Because of its transboundary effects and because states will be the primary actors, large-scale solar geoengineering and its governance are matters of international law. This is the second of four chapters that consider international legal rules, here regarding the climate and the atmosphere. Climate change is, and solar geoengineering would be, foremost atmospheric phenomena. The UN Framework Convention on Climate Change and its protocols – the central legal regime for international cooperation to limit climate change and its impacts – offer surprisingly limited guidance for solar geoengineering. However, the regime could provide an institutional site for future multilateral governance. Some provisions of the Vienna Convention for the Protection of the Ozone Layer and the Convention on Long-Range Transboundary Air Pollution (and their protocols), which regulate substances that contribute to stratospheric ozone depletion and to acid rain, respectively, would be applicable, depending on circumstances. The International Law Commission has approved Draft Guidelines on the Protection of the Atmosphere, one of which addresses activities aimed at its intentional large-scale modification.
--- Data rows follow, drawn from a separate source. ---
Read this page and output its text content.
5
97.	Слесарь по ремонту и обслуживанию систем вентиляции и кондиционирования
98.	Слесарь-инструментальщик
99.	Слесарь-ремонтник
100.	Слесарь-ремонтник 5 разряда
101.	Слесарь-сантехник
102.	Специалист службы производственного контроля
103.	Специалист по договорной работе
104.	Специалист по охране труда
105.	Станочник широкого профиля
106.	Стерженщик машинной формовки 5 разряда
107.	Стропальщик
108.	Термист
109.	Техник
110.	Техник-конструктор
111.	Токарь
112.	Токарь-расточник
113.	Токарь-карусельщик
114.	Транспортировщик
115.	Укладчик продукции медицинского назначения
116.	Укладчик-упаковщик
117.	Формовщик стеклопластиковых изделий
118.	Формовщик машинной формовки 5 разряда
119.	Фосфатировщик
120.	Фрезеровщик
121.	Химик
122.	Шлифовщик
Governance includes nonstate actors and nonlegal instruments. Nonstate governance – that which is developed, implemented, and/or enforced by nonstate actors – can fill roles that state law cannot or does so poorly. This chapter considers the extent to which nonstate actors do, could, and should contribute to solar geoengineering governance. It introduces key concepts of nonstate governance. The extant governance that is specific to solar geoengineering is largely nonstate. This is particularly evident in the development, influence, and apparent compliance with multiple sets of principles, such as the Oxford principles. Notably, for the most part, these sets substantively agree. The chapter closes with an analysis of nonstate governance’s potential. It concludes that nonstate governance should contribute because solar geoengineering’s characteristics – such as technically complexity, dynamism, reliance upon experts’ knowledge, transboundary impacts, and researchers' shared yet undifferentiated reputational sensitivity – are favorable to nonstate governance, while states are taking no significant steps toward governance.

Solar geoengineering holds the potential for both benefit and harm. Actors such as states could ask ex ante for assurances of compensation, possibly as a precondition for not opposing the activity, or demand ex post compensation for actual or claimed harm. Legal rules could indicate that those who conducted or approved an activity would be liable to pay damages. There could be a basis – at least in principle – in customary international law for state liability for transboundary harm caused by solar geoengineering that was contrary to international law. Although space-based solar geoengineering is presently prohibitively expensive, states would be strictly liable for harm arising from it. Compensation for other potential harm would face substantial political, institutional, and theoretical challenges, including what damages to compensate, the injurers’ and victims’ identities, and mechanisms and reasons for securing compensation. While recognizing states’ strong resistance to compensation, the chapter suggests an international compensation fund for harm from large-scale outdoor solar geoengineering research and offers initial thoughts regarding that from deployment.

Greenhouse gas emissions abatement, negative emissions technologies, and adaptation are not, and most likely will not, be enough to prevent dangerous climate change and its deleterious impacts on humans, other species, and ecosystems. Some scientists and others are increasingly considering and researching solar geoengineering, which would reflect or block some of the sun's incoming solar radiation, as a potential complementary response. This introductory chapter offers an initial explanation of climate change and solar geoengineering, including its leading proposed techniques of stratospheric aerosol injection, marine cloud brightening, and cirrus cloud thinning. Solar geoengineering should be taken seriously, as its governance is both important and challenging. Among the major challenges is that solar geoengineering presents a high-stakes risk-risk tradeoff under conditions of great uncertainty. Another is that although earlier governance can be more effective, little is then known of such an emerging technology’s salient characteristics. The chapter outlines the topics covered by the remainder of the book and makes the author’s prior assumptions explicit.

Solar geoengineering is being considered and researched as a potential response to anthropogenic climate change. After exploring the causes and risks of climate change and other responses to it, this chapter describes solar geoengineering’s history and proposed methods, including stratospheric aerosol injection, marine cloud brightening, and cirrus cloud thinning. The current evidence regarding their potential capabilities, costs, and technical feasibility is presented. Evidence from models and natural analogs indicates that a moderate deployment of solar geoengineering would globally reduce climate change. It also appears to be technically feasible, rapid in its effects, inexpensive in its direct deployment costs, and reversible. Among solar geoengineering’s physical risks are imperfect compensation of climatic changes and consequent residual climatic anomalies, delayed recovery of stratospheric ozone, and irresolvable uncertainty. Social challenges include decision-making regarding deployment, problematic uni- or minilateral implementation, strained international relations, displacement of emissions abatement, biased future decision-making, and disagreement regarding ethics.